2月に開催された「CNET Japan Live 2018 AI時代の新ビジネスコミュニケーション」において、ゑびやの代表取締役社長である小田島春樹氏と、日本マイクロソフト データ & AI マーケティング本部のシニアプロダクトマネージャである横井羽衣子氏が、「データドリブン×デザイン経営でビジネスを変革し続ける老舗企業の挑戦」と題した講演を行った。
ゑびやが創業したのは、大正元年。以来、伊勢神宮を訪れる観光客を対象に食堂を経営しており、今回のデジタル変革を機にビジネスを物産店や商品開発などへ拡大。また、同社におけるデジタル変革から生まれた「経営を可視化する」システムは昨年(2017年)12 月から地方で経営している飲食店やサービス業をターゲットとした一つのパッケージとしてソリューション化を開始。4 月以降、随時提供される予定とのことだ。(2018年 4 月現在ベータ版)
講演の冒頭で、小田島氏はコロンブスの「誰にできることでも、最初にやろうとするには閃きと勇気が必要だ」という言葉を引用し、「AIは誰にも使える技術だが、それをどう使っていくかという点に意味があり、最初に何をするかという点が大きなポイントなのではないか」と語り、具体的にゑびやがどのようにAIを活用してビジネスの変革を実現したのかを説明した。
まず、ゑびやにおけるデジタル変革とAIの意義は、「課題解決の手段として導入する」「現場で活用できるよう従業員を強化する」「オペレーションを最適化する」「製品を変革し、横展開できる仕様にして提供する」という4つのポイントに分けられる。そして、そのデジタル変革を推進する前提として据えたのが、デザイン経営、つまりに未来になりたい店舗の姿を構想して実現するという考え方だ。
「社員、仕事、お客様という3つの視点でデザイン経営を考えた。社員に関しては低い賃金で働くことが当たり前だった飲食業で高い賃金を実現する。仕事に関しては生産性の高い働き方を実現して社員の賃金をあげていく。そして社員がしっかりと利益を生み出してそれをお客様に還元し、最高の顧客体験を提供する。そういう未来を実現したいと考えた。価格競争ではなく、サービス業の本来あるべき姿を追求し、それを実現するためにAIやデータを活用している」(小田島氏)。

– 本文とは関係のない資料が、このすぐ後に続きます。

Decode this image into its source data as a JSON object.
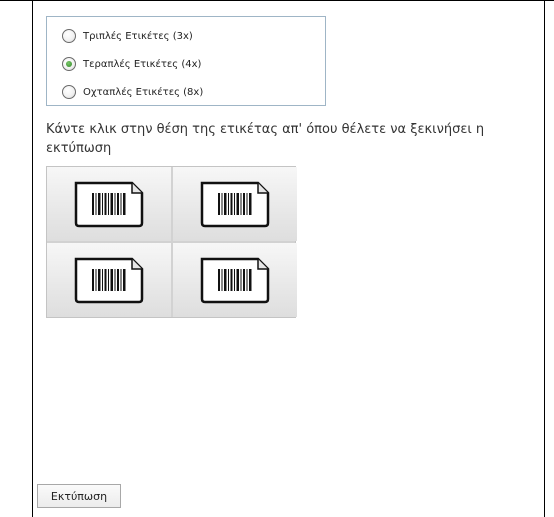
{
  "options": [
    {
      "label": "Τριπλές Ετικέτες (3x)",
      "checked": false
    },
    {
      "label": "Τεραπλές Ετικέτες (4x)",
      "checked": true
    },
    {
      "label": "Οχταπλές Ετικέτες (8x)",
      "checked": false
    }
  ],
  "instruction": "Κάντε κλικ στην θέση της ετικέτας απ' όπου θέλετε να ξεκινήσει η εκτύπωση",
  "label_positions": [
    {
      "icon": "barcode-label-icon"
    },
    {
      "icon": "barcode-label-icon"
    },
    {
      "icon": "barcode-label-icon"
    },
    {
      "icon": "barcode-label-icon"
    }
  ],
  "print_button": {
    "label": "Εκτύπωση"
  },
  "colors": {
    "selected_radio": "#2f8a24",
    "group_border": "#9fb5c6"
  }
}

このデザイン経営は、小田島氏によると“三輪車経営”という表現ができるのだという。つまり、モチベーションの高い人材が集まる組織、グラフィックや空間デザインといったアートの要素、そしてAIを活用したデータドリブンによるオペレーションの効率化。この3つの車輪を同時に回すことによって、未来になりたい自分たちの理想的な姿を目指して進んでいくという考え方だ。
「デザイン経営は“経営”という言葉がついているが、経営者だけでなく現場の従業員も同じイメージをもって働くということが大切だ。現場でより良いサービスを提供するための手段として、従業員がこのような考え方をもって働くことに意味があるのではないか」(小田島氏)。